Da Sanremo a tutte le piattaforme digitali, ‘100 messaggi’ fa il boom di ascolti
Lazza ha presentato il suo brano inedito ‘100 messaggi’ a Sanremo 2024, lasciando tutti senza parole. Un brano che ha totalizzato 2 milioni di stream in soli 2 giorni, tanto da essere passata in tutte le radio nazionali nella sua versione ‘grezza’, live e sono stati proprio questi numeri a convincere il rapper a creare una versione adatta per tutte le piattaforme musicali online.
‘100 messaggi’ come 100 colpi di pistola
Un brano terribilmente autentico, sincero, dalla grande risonanza emotiva, non adatta ai cuori deboli. Le parole arrivano dirette come pallottole che colpiscono senza pietà, non solo l’obiettivo ma anche chi impugna l’arma. Colpire e colpirsi di riflesso, in una guerra che non ha nessun vincitore.

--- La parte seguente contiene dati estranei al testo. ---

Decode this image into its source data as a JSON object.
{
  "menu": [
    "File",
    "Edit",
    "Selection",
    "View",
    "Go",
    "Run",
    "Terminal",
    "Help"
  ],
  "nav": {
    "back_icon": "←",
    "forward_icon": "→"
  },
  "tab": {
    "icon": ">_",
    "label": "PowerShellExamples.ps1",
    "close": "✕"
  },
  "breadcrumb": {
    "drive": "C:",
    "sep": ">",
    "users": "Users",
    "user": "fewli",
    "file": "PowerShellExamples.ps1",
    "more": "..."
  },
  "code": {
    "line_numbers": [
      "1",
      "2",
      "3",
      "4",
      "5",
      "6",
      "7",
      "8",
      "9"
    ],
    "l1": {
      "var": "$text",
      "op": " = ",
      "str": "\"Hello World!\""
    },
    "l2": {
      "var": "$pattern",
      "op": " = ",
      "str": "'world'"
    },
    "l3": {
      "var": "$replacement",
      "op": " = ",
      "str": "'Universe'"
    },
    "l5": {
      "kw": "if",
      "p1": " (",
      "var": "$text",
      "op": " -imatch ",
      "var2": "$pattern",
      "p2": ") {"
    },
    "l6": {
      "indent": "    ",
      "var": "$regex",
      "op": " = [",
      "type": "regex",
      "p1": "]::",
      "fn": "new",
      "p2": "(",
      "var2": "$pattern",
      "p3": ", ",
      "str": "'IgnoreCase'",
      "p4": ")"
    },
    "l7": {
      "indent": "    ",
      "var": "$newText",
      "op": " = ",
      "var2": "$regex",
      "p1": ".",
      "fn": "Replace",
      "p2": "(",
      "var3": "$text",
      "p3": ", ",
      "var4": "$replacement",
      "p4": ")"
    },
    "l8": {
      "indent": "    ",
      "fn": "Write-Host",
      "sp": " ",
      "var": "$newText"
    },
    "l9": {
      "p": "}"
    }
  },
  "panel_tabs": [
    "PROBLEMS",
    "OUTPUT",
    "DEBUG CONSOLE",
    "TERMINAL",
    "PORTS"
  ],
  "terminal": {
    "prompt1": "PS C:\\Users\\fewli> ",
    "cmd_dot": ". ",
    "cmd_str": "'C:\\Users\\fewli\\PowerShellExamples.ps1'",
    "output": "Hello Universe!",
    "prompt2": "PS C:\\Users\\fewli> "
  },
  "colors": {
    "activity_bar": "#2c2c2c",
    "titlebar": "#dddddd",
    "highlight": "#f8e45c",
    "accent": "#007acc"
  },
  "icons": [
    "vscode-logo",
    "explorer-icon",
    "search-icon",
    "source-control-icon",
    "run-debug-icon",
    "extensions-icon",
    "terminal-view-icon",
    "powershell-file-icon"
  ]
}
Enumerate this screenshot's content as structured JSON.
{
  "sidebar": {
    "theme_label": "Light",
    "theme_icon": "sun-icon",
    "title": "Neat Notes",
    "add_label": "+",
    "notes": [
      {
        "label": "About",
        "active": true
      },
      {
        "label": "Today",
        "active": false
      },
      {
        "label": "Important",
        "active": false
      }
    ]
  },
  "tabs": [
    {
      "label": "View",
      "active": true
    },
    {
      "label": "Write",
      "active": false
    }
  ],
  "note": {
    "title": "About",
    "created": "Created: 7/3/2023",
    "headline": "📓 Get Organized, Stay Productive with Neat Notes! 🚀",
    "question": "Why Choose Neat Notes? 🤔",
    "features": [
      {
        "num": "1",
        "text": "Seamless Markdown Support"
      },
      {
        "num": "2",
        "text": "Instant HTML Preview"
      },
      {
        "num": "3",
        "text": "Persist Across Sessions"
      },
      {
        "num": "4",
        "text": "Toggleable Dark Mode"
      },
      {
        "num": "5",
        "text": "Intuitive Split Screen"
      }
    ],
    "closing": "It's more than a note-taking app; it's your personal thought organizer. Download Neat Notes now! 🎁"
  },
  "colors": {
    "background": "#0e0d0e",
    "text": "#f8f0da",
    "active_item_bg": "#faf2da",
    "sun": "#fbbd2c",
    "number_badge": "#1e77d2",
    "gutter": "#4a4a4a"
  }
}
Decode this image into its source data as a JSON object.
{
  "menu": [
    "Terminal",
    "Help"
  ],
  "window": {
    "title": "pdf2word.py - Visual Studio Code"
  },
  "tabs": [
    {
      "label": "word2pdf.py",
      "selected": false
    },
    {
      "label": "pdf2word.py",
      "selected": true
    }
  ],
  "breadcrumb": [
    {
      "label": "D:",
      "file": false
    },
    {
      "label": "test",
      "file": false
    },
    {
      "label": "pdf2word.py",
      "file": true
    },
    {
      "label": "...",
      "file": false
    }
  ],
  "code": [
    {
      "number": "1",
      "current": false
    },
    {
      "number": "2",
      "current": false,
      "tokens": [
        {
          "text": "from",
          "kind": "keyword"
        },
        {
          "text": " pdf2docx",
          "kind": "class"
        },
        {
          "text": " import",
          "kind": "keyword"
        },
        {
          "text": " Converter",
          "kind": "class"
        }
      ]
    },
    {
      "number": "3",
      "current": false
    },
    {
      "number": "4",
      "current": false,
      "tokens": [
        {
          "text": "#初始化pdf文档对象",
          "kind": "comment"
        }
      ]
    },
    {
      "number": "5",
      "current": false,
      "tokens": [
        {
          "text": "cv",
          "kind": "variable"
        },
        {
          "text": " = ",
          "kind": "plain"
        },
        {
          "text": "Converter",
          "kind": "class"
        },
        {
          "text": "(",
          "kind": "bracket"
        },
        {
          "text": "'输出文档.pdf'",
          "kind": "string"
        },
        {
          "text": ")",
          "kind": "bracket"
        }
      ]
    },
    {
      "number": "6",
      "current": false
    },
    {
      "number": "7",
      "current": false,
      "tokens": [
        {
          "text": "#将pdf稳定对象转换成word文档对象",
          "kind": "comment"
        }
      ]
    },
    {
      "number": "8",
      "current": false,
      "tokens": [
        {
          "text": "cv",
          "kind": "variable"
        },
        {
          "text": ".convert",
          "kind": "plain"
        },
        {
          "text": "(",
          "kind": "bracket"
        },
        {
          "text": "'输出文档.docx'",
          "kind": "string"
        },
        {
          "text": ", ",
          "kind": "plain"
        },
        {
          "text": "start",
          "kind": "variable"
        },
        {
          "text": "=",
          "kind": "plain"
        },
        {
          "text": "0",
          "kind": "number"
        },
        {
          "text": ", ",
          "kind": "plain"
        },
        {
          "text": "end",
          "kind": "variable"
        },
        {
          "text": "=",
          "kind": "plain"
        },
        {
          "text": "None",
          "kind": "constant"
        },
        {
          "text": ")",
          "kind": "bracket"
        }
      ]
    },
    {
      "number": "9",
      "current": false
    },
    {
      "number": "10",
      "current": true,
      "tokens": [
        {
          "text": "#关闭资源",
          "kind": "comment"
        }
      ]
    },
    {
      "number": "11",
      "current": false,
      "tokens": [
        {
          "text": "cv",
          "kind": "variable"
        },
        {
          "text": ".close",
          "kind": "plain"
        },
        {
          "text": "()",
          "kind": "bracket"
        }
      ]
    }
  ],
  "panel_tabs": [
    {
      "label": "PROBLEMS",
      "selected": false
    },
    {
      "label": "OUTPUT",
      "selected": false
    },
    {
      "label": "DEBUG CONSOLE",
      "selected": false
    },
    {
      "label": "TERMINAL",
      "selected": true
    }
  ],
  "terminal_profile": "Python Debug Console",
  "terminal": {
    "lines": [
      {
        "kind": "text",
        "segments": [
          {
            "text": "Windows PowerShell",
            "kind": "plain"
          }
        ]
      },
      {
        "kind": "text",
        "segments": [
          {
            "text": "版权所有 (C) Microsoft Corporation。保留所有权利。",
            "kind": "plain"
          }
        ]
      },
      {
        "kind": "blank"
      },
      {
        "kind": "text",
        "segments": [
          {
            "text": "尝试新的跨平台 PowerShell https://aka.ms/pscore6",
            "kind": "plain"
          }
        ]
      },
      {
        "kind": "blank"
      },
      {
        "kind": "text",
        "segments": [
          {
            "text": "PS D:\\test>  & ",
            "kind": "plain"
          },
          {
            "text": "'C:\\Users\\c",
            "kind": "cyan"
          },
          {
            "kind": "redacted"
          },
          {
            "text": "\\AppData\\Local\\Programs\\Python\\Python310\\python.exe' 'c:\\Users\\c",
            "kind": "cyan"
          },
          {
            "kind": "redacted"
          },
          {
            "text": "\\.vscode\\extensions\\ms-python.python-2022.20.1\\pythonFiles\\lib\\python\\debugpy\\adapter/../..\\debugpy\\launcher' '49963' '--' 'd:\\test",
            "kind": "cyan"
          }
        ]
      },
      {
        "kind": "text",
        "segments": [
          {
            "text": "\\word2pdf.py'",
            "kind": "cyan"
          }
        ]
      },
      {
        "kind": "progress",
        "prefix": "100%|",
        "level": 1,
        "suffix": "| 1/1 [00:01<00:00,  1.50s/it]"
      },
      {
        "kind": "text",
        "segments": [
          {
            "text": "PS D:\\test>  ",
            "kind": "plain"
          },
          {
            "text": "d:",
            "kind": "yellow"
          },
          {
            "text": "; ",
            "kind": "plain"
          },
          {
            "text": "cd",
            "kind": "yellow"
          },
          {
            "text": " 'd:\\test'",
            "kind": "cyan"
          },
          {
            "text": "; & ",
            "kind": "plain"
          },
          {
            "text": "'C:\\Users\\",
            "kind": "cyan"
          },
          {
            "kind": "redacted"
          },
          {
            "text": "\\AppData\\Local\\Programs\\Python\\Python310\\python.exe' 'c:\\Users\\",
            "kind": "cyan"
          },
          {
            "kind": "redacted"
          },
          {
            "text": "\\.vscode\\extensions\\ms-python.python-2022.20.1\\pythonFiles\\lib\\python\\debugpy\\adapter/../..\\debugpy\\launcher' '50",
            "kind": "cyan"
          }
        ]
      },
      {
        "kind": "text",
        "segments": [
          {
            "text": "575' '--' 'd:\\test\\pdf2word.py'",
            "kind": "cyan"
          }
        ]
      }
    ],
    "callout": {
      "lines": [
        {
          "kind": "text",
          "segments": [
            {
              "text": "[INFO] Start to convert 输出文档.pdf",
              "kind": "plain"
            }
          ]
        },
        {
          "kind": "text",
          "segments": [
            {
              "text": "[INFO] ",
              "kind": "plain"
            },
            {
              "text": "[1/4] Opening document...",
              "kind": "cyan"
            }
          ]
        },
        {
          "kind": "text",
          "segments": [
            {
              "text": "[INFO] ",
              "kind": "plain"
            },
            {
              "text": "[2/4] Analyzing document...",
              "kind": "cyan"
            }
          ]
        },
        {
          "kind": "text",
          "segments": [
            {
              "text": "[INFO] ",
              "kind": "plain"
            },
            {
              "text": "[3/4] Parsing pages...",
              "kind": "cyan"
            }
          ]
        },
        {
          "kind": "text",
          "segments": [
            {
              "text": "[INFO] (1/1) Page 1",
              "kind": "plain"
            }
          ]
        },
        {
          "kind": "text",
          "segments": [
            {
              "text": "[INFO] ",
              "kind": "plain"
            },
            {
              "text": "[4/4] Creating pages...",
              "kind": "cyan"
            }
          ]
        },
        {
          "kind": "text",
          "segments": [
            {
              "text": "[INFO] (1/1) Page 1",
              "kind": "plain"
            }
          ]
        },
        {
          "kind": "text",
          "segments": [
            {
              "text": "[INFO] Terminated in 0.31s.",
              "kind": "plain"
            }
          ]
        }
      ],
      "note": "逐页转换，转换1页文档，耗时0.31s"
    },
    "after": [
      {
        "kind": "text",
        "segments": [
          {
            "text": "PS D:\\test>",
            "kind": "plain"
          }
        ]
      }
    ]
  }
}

Ascoltando il testo è possibile percepire tutta la rabbia, il rancore, la nausea esistenziale del giovane rapper, è possibile toccare il suo dolore con le mani, la descrizione delle sue emozioni è così lampante, da rendere sensazioni intangibili, concrete.
Tutte le strofe mettono in evidenza un dolore insopportabile: quello scaturito da una perdita che sembra quasi salvifica, la cosa più giusta da fare per sé stessi, ma al contempo rappresenta una separazione in grado di lasciare spazio a un vuoto enorme, paragonabile a una penthouse senza luce.
Ti darei da bere il sangue perché è tutto ciò che adesso mi è rimasto
Credimi, sembra impossibile accettare che oramai ti ho detto: “Ciao”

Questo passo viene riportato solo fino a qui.